Bu psikolojiyle dolanınca internette tam da içinden geçenleri söyleyen bir yazı çıkıyor karşına. Ekşi sözlükte bir yazar tam da anlatmış içimden geçenleri. Bana da paylaşmak kalıyor o vakit...
'' Mehmet ve Yurdanur'un bir diyaloğu var
ve her aklıma geldiğinde üzerime umutla karışık bir hüzün çöküyor. Hani ''benim
yerim burası. senin yanın. sen benim hem ailem, hem vatanımsın artık.'' diyor
ya... Böyle şeyleri birisinden duymanın, en çok da birisinin gerçekten böyle
hissetmesinin artık imkansız olması sıkıyor canımı. Bir insana böylesine bağlı
olmak küçümsenecek bir şey oldu. Ait olamamak, bağlanamamak revaçta. Bunun
artısı nedir bilemem ama eksisi kocaman bir yalnızlık hissi, o kesin.
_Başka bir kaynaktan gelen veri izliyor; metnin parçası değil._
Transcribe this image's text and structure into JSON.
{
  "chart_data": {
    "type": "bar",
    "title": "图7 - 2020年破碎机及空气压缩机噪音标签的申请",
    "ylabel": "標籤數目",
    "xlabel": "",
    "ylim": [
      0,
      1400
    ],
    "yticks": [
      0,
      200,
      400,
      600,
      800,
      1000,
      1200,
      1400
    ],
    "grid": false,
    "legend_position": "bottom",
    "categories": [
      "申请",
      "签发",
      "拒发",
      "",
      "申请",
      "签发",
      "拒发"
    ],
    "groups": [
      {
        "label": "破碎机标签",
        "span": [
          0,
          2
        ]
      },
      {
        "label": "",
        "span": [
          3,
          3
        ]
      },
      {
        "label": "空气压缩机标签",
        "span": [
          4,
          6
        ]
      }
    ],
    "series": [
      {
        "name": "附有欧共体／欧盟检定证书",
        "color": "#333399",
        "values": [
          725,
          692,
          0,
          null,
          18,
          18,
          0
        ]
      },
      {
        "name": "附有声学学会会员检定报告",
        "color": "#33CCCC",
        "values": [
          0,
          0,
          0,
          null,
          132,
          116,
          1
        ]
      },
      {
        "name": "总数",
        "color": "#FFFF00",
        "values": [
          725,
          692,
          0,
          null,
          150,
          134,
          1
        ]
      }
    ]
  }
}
Tek bir insan olsun, benim olsun demektense hepsinden azar azar olsun isteği
var artık. Yanında sevgilisi olanın bile facebook, twitter ve bilmediğim türlü
medyada, ortamda vs. elinin altında en az beş kişi durmakta. Güvensizlik ve
gereksiz bir sosyallik mevcut. ''bu olmazsa'' jokerleri var ama ''bu olsun''
sabrı kalmadı kimselerde. Yalnız kalmak istemiyoruz, yalnız da kalmıyoruz belki
ama yalnız hissediyoruz.
Çok fazla beklenti, çok fazla seçenek var. Ulaşmak kolaysa vazgeçmek daha
kolaydır. Çağın en büyük avantajı gibi duran dezavantajı bu aslında. Her şey
kolay, emek vermeye gerek yok, herkesin zamanı çok kıymetli, Verdiği değeri
göremeyenlerin hayal kırıklığı diğerlerinin üzerine sinen müthiş bir korku
haline gelmiş ve kimse aptal durumuna düşmek istemediği için gerçekten kalbini
açmaz olmuş. Hayatımızı yazsak yalan olur. İçinde neredeyse gerçek bir duygu
barındırmayan hikayeler, çöp yığını.
Bu düzen bir şekilde değişmeyecek. Ya sen ona erken geleceksin, ya o sana geç. Zaman tutturulamayacak. Sonradan anlayacaksın ya da sonradan anlayacak. Bazen birisi
herkesten vazgeçip sana gelecek, oralı olmayacaksın, bazen de sen birisi her
şeyin olsun isterken o hala yedekte tuttuklarıyla kendisini koruduğunu
zannediyor olacak. Karşılıklısı yok. Güçlü olanlar her şeye rağmen devam
edecekler, kuralına göre oynayacaklar ve ne kazanıldığı belli olmayan bir
mücadele içinde ömürleri tükenecek. En iyi ihtimalle bir mantık evliliği veya
yalnız kalınmak istenmeyen geceleri geçirebilecek miktarda sahip olunacak fuck
buddy falan. Çünkü tek eksiğimiz, ihtiyacımız bir erkek ya da kadın bedeni. Oysa Ferhan'ın dediği gibi, ''merhamete
ihtiyacımız var hakim bey...''
Yine de...
İçimde bir umut var ki bana bunları yazdırıyor. Aramıyorum, sadece bekliyorum. Kimseye ''kimse olmazsa bu olsun'' gözüyle bakmadan, kimseye sırf yalnız
kalmamak için yaklaşmadan bekliyorum. Değişiyorum, değişmeye çalışıyorum. Oyundan tamamen çıktım. Böyle değildim. Bu akşam evde oturmazdım mesela. Kuru
kalabalık iyi geliyormuş gibi davranırdım. Ya da benimle ilgilendiğini bildiğim
insanlara biraz gaz verip moralimi yükseltirdim. Elimin altında birkaç iltifat
duyacağım birileri olurdu yani mutlaka. Üzgünsem, yalnızsam, bir şekilde
toparlardım. Mavi boncuklarım vardı. Kıymeti yoktu ama zaman geçerdi işte. Çocukluk, aptallık, gereksiz sosyallikler...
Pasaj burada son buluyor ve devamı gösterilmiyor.